Assignment one required us to choose a text from a selection, and apply it to our research and final project. I chose to use ‘The Pixelated Press’ by Fred Ritchin. The text described how the press can and have manipulated images to make them more fitting to an article, or to look more aesthetically pleasing. A good example of this, which is given in the book, is an image of the pyramids in Egypt, where the original image was landscape and had the pyramids in the background, with a trail of camels in the foreground. This image was required for a cover of a National Geographic magazine, and so the image was adjusted so the pyramids were closer together so that they’d both fit on the cover of the magazine when it was printed in portrait.

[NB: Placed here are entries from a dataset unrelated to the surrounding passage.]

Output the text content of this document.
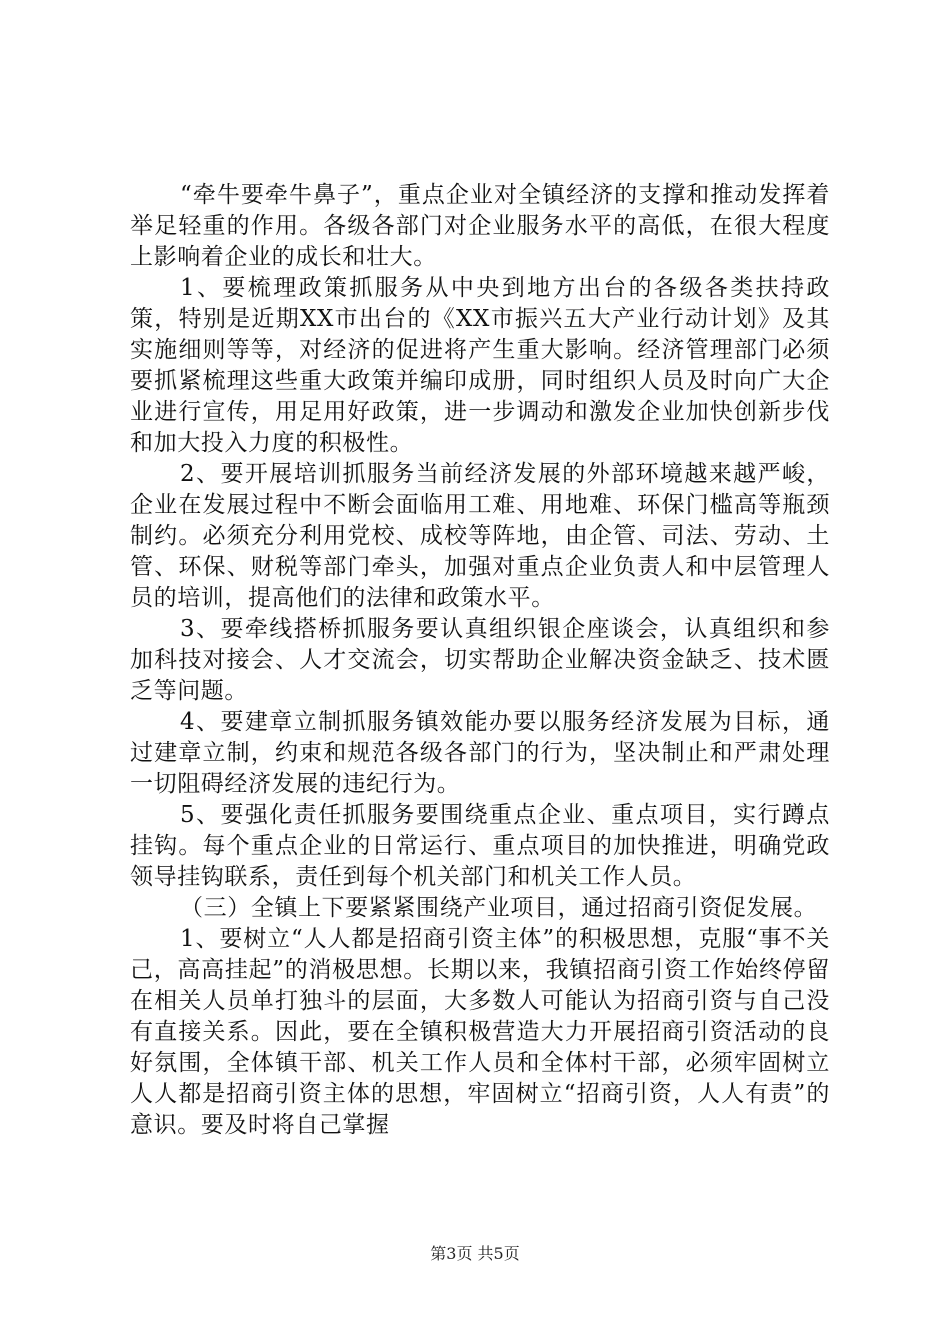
“牵牛要牵牛鼻子”，重点企业对全镇经济的支撑和推动发挥着举足轻重的作用。各级各部门对企业服务水平的高低，在很大程度上影响着企业的成长和壮大。

1、要梳理政策抓服务从中央到地方出台的各级各类扶持政策，特别是近期XX市出台的《XX市振兴五大产业行动计划》及其实施细则等等，对经济的促进将产生重大影响。经济管理部门必须要抓紧梳理这些重大政策并编印成册，同时组织人员及时向广大企业进行宣传，用足用好政策，进一步调动和激发企业加快创新步伐和加大投入力度的积极性。

2、要开展培训抓服务当前经济发展的外部环境越来越严峻，企业在发展过程中不断会面临用工难、用地难、环保门槛高等瓶颈制约。必须充分利用党校、成校等阵地，由企管、司法、劳动、土管、环保、财税等部门牵头，加强对重点企业负责人和中层管理人员的培训，提高他们的法律和政策水平。

3、要牵线搭桥抓服务要认真组织银企座谈会，认真组织和参加科技对接会、人才交流会，切实帮助企业解决资金缺乏、技术匮乏等问题。

4、要建章立制抓服务镇效能办要以服务经济发展为目标，通过建章立制，约束和规范各级各部门的行为，坚决制止和严肃处理一切阻碍经济发展的违纪行为。

5、要强化责任抓服务要围绕重点企业、重点项目，实行蹲点挂钩。每个重点企业的日常运行、重点项目的加快推进，明确党政领导挂钩联系，责任到每个机关部门和机关工作人员。

（三）全镇上下要紧紧围绕产业项目，通过招商引资促发展。

1、要树立“人人都是招商引资主体”的积极思想，克服“事不关己，高高挂起”的消极思想。长期以来，我镇招商引资工作始终停留在相关人员单打独斗的层面，大多数人可能认为招商引资与自己没有直接关系。因此，要在全镇积极营造大力开展招商引资活动的良好氛围，全体镇干部、机关工作人员和全体村干部，必须牢固树立人人都是招商引资主体的思想，牢固树立“招商引资，人人有责”的意识。要及时将自己掌握

第3页 共5页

Also, the main article was about how an image of Tom Cruise and Dustin Hoffman was created for a separate article about a film they both starred in, called “Rain Men”. The image was over a double page spread and showed the two actors laughing, as if just enjoying each others company. But the image was actually created with two separate images of the actors, who were actually in different parts of the world (One in Hawaii and the other in New York). Ritchin goes on to discuss the credibility of images in magazines and news articles, and says “Just as troubling was my realization that the Hoffman-Cruise image, which I viewed as having been published to help provide an essential understanding of the actors, was primarily illustrating and affirming the ideas of the writers and the preconceptions of editors”.
So he is saying that once an image is heavily manipulated or constructed by an editor, does it change the original message of the photograph and in the case of the Hoffman-Cruise image, can it be seen as showing the true character of the subject or just an opinion of the person that created it. Can this image, that’s meant to accompany an article about the relationship between the two actors, be taken as the truth if the actors weren’t even together and shows a false relationship between the two.

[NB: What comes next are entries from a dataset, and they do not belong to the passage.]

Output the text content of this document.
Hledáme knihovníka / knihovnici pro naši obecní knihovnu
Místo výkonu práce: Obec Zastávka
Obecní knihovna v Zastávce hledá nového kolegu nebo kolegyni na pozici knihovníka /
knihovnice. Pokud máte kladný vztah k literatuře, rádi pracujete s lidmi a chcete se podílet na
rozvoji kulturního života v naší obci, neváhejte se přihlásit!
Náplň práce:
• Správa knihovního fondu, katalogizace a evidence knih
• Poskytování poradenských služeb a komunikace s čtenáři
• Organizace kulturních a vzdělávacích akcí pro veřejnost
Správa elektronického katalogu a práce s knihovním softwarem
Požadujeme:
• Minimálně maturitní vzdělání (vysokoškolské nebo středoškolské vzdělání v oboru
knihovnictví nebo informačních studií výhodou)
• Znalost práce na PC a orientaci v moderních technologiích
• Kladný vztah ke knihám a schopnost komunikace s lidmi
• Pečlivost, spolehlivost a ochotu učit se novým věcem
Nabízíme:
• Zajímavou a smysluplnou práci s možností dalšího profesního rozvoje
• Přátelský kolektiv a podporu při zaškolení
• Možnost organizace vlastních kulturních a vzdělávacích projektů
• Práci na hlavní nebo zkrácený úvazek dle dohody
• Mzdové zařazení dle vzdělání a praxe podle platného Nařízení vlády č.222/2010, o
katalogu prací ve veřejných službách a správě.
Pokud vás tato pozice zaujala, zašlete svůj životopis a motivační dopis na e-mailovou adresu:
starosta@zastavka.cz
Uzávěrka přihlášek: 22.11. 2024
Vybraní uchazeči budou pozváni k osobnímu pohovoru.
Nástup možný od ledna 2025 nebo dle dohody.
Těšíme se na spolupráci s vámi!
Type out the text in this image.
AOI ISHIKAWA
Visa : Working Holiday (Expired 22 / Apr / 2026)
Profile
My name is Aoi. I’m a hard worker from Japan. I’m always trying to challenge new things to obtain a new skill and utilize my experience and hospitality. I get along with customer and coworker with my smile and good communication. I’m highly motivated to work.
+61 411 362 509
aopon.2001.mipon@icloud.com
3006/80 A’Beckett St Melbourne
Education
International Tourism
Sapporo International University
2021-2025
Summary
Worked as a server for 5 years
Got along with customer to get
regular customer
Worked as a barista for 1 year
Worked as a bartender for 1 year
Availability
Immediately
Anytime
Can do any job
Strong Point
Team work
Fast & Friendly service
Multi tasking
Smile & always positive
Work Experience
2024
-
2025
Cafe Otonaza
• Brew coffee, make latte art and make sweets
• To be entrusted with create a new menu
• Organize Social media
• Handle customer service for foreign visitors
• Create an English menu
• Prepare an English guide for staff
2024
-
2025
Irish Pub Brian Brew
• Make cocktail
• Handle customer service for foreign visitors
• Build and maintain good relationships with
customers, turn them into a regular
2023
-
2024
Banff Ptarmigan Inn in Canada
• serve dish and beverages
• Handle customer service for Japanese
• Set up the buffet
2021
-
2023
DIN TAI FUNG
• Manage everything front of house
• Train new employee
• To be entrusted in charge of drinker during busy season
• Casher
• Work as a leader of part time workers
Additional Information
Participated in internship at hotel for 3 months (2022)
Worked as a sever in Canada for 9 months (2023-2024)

However not all manipulated images are telling false stories, as I was saying about the pyramids image which was only adjusted to fit a cover and was described by the editor as “not as falsification but merely the establishment of a new point of view by the retrospective positioning of the photographer”. But does this mean that the viewer of the magazine doesn’t have the right to question the authenticity of the image simply because there are only minor adjustments?
To link this to my project, I decided i had two choices. To either create an image that was not obviously manipulated, and try to make the viewer believe it’s something that it’s not, or to make the manipulation obvious and make the viewer question whether this was a photograph or not. I have been experimenting with time-lapse images recently, and I thought maybe if I created looping .gifs of time lapsed scenes, this could count as making someone believe an image is something that it’s not. The image would look like a still image, but it would technically be a video and when mounted in a digital photobook it would look like a collection of standard images.
My second idea was to create tilt-shifted images of scenes in Coventry. Tilt shift is when an image’s depth of field is manipulated post production, to create the sense of the scene being a model. An example of this is the work by Richard Silver which can be found here: http://www.tiltshiftphotographer.com/
I’m going to experiment with both of these methods and see which one gives the best results, and which can create an argument that I can link to the text.